The 39-year-old shared about her initial days in film industry, she said, “I had no mentor and no one who could guide me, who could help me understand how to go about consolidating my choices or even making the right choices. I completely and solely depended on instinct and my managers at the time."
She continued, “So at the age of 19-20, I had to understand how to deal with this crazy public attention, adulation and rejection."
Mirza recalled, "When film reviews were written, they used to be very personal and the attacks also used to be very, very personal. They would actually border on vicious and those would be very hard to deal with. This is before the advent of social media. I genuinely mean it when I say that the vitriol that was spewed by certain journalists and film journalists in print and in the media about actors was so dangerous. It continues, but it was really rampant when I had started out."
The Thappad actor added, “Between the ages of 19-25, every film I did, it was said that I had an affair with my co-actor, my director or my producer.”

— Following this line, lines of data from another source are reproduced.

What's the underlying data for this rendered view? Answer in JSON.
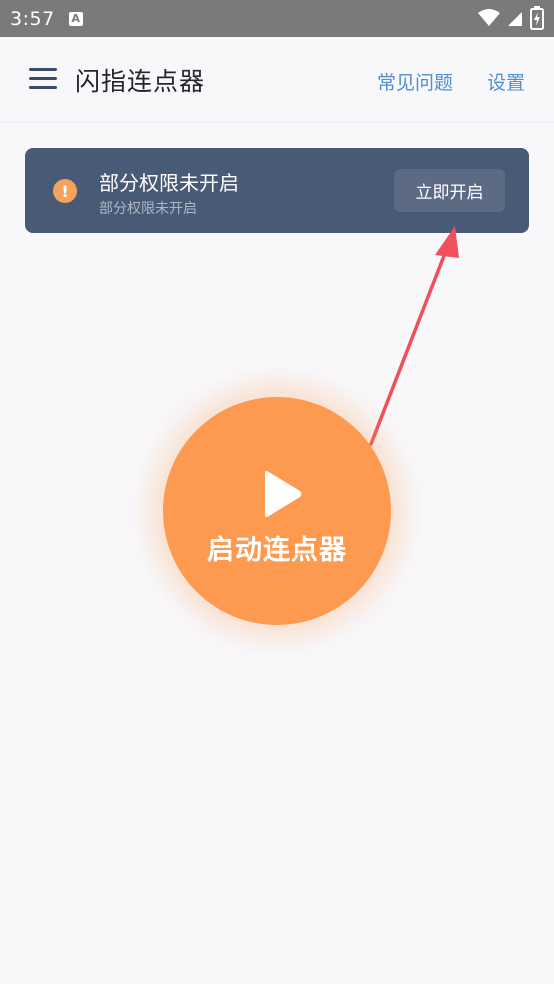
{
  "status_bar": {
    "time": "3:57",
    "keyboard_icon_letter": "A",
    "icons": [
      "wifi-icon",
      "signal-icon",
      "battery-charging-icon"
    ]
  },
  "header": {
    "title": "闪指连点器",
    "faq_label": "常见问题",
    "settings_label": "设置"
  },
  "banner": {
    "title": "部分权限未开启",
    "subtitle": "部分权限未开启",
    "button_label": "立即开启",
    "warning_glyph": "!"
  },
  "main": {
    "start_label": "启动连点器"
  },
  "colors": {
    "accent_orange": "#fe9a50",
    "banner_bg": "#495a76",
    "link_blue": "#4f8fd0",
    "arrow_red": "#f0505a"
  }
}
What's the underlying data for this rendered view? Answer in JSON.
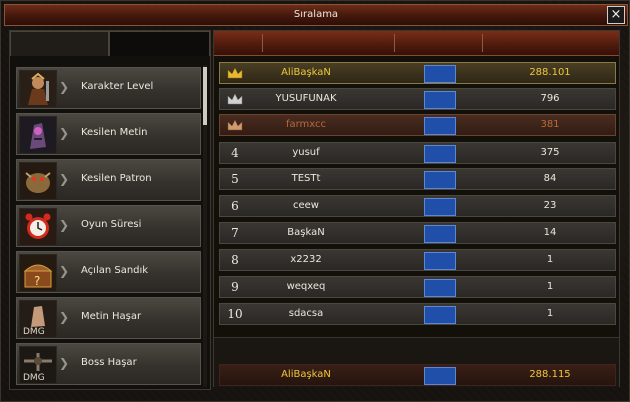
{
  "window": {
    "title": "Sıralama",
    "close_glyph": "×"
  },
  "sidebar": {
    "items": [
      {
        "label": "Karakter Level",
        "icon": "warrior-portrait-icon"
      },
      {
        "label": "Kesilen Metin",
        "icon": "metin-stone-icon"
      },
      {
        "label": "Kesilen Patron",
        "icon": "boss-monster-icon"
      },
      {
        "label": "Oyun Süresi",
        "icon": "alarm-clock-icon"
      },
      {
        "label": "Açılan Sandık",
        "icon": "treasure-chest-icon"
      },
      {
        "label": "Metin Haşar",
        "icon": "metin-damage-icon"
      },
      {
        "label": "Boss Haşar",
        "icon": "boss-damage-icon"
      }
    ],
    "dmg_label": "DMG"
  },
  "ranking": {
    "rows": [
      {
        "rank": "",
        "crown": "gold-crown-icon",
        "name": "AliBaşkaN",
        "value": "288.101",
        "style": "gold"
      },
      {
        "rank": "",
        "crown": "silver-crown-icon",
        "name": "YUSUFUNAK",
        "value": "796",
        "style": "white"
      },
      {
        "rank": "",
        "crown": "bronze-crown-icon",
        "name": "farmxcc",
        "value": "381",
        "style": "brown"
      },
      {
        "rank": "4",
        "name": "yusuf",
        "value": "375",
        "style": "white"
      },
      {
        "rank": "5",
        "name": "TESTt",
        "value": "84",
        "style": "white"
      },
      {
        "rank": "6",
        "name": "ceew",
        "value": "23",
        "style": "white"
      },
      {
        "rank": "7",
        "name": "BaşkaN",
        "value": "14",
        "style": "white"
      },
      {
        "rank": "8",
        "name": "x2232",
        "value": "1",
        "style": "white"
      },
      {
        "rank": "9",
        "name": "weqxeq",
        "value": "1",
        "style": "white"
      },
      {
        "rank": "10",
        "name": "sdacsa",
        "value": "1",
        "style": "white"
      }
    ],
    "self": {
      "name": "AliBaşkaN",
      "value": "288.115"
    }
  },
  "colors": {
    "gold": "#f0c73a",
    "brown": "#b86a3a",
    "header": "#6e2c18",
    "flag": "#1f4fa8"
  }
}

While talking about sexism in industry, Mirza said, “People were writing, thinking and making sexist cinema and I was a part of these stories... Rehnaa Hai Terre Dil Mein has sexism in it... I was acting with these people. I was working with these people. It's crazy. I will give you small examples. A makeup artist could only be a man, could not be a woman. A hairdresser only had to be a woman. When I started working in films there were at best about four or five women on any given crew with a unit strength of over 120, sometimes 180 people."
She further added, "We live in a patriarchal society and it is an industry largely led by men. So there is rampant sexism. And I think for a large part it is not even conscious sexism because there are so many men who are writers, who are directors, who are actors, who are not even aware of their sexist thinking.”

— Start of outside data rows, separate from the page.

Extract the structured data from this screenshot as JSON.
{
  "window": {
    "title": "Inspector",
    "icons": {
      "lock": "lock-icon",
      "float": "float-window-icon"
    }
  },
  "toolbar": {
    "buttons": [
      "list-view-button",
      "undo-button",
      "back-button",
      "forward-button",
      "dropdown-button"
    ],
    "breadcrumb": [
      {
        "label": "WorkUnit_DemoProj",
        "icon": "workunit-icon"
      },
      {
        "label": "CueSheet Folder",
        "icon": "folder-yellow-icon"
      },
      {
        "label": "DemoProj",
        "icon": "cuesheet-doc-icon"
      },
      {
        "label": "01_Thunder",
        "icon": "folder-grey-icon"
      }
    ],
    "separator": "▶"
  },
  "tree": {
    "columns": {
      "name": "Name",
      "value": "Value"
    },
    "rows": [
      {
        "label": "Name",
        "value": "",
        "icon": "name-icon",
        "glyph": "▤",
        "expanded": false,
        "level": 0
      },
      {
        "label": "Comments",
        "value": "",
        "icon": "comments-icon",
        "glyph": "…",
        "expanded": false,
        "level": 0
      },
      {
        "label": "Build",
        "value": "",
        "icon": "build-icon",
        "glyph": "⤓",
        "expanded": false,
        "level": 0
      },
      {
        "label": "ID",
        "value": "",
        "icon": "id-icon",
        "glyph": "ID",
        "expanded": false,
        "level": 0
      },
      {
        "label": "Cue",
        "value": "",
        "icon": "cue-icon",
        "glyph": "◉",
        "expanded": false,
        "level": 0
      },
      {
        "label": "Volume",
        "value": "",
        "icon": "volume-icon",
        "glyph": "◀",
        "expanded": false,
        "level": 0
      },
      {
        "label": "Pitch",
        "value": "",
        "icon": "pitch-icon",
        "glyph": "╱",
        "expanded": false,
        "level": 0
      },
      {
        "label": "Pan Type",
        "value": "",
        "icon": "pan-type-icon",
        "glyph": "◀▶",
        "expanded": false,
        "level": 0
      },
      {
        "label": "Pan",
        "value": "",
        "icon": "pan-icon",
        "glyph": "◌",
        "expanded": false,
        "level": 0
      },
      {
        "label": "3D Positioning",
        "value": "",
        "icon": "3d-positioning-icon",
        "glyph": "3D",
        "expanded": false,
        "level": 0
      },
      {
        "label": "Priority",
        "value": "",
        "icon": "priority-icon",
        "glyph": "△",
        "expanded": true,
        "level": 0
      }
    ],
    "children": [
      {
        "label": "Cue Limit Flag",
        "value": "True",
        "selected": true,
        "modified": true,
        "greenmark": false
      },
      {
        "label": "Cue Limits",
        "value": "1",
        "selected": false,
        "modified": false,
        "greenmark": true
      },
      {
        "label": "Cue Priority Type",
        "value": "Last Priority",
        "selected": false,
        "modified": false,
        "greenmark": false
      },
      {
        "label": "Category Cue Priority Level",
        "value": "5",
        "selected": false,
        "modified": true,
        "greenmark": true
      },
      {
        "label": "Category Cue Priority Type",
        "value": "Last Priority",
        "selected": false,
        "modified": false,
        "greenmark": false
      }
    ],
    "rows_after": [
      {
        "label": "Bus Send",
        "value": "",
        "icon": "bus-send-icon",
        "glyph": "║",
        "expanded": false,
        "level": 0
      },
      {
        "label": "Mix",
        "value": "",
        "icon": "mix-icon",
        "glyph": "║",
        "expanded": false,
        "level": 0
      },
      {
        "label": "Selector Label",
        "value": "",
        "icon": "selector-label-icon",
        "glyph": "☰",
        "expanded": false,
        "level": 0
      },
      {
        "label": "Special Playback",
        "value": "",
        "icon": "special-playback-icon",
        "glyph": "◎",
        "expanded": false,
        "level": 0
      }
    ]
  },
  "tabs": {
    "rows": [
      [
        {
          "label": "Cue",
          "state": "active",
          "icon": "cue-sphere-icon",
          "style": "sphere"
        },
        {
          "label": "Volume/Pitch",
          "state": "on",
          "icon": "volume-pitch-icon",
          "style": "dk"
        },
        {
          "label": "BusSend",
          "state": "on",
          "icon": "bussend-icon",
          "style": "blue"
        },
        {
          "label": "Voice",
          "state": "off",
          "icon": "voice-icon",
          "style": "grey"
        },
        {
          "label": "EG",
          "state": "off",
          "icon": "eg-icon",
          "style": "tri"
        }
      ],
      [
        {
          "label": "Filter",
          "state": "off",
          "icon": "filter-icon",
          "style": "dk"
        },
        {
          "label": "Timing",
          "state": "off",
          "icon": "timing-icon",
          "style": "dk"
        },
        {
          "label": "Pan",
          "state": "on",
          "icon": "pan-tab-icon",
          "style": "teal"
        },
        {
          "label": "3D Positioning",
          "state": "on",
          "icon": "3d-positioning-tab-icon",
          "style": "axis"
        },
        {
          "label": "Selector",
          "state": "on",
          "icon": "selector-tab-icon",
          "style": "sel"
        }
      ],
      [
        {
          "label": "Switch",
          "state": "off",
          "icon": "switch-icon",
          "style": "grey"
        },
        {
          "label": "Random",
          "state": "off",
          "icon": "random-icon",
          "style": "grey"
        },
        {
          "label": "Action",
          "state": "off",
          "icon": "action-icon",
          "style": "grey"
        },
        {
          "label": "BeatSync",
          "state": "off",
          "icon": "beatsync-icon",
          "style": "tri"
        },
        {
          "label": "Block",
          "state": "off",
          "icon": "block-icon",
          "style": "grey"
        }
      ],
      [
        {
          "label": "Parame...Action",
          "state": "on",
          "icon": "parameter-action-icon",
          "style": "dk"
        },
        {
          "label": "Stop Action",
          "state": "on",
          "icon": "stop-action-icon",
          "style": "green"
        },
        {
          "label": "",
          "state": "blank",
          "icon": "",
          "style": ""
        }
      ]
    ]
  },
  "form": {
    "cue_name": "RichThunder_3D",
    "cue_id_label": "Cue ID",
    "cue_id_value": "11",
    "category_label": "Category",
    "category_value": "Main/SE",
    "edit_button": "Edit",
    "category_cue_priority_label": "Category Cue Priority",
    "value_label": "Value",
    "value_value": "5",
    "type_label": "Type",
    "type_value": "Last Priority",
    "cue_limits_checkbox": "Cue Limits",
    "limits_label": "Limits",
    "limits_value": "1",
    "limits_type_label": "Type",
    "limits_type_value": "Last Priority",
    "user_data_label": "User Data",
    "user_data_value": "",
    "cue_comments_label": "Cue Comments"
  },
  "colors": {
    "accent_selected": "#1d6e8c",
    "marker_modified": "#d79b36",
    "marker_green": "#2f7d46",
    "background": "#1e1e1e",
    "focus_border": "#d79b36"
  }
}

Mirza also shed light on how women are viewed in Bollywood, she stated, “Look at the way song lyrics or scripts are written about women... that needs to change. The way women are portrayed and talked about in the industry is not okay, and as women, we should not agree to work in those films because we are just harming ourselves. There is no price too high, especially considering all that has happened over this year... Each one of us needs to make better choices, or we will be subjected to a witch-hunt and we will be burnt at the stake!”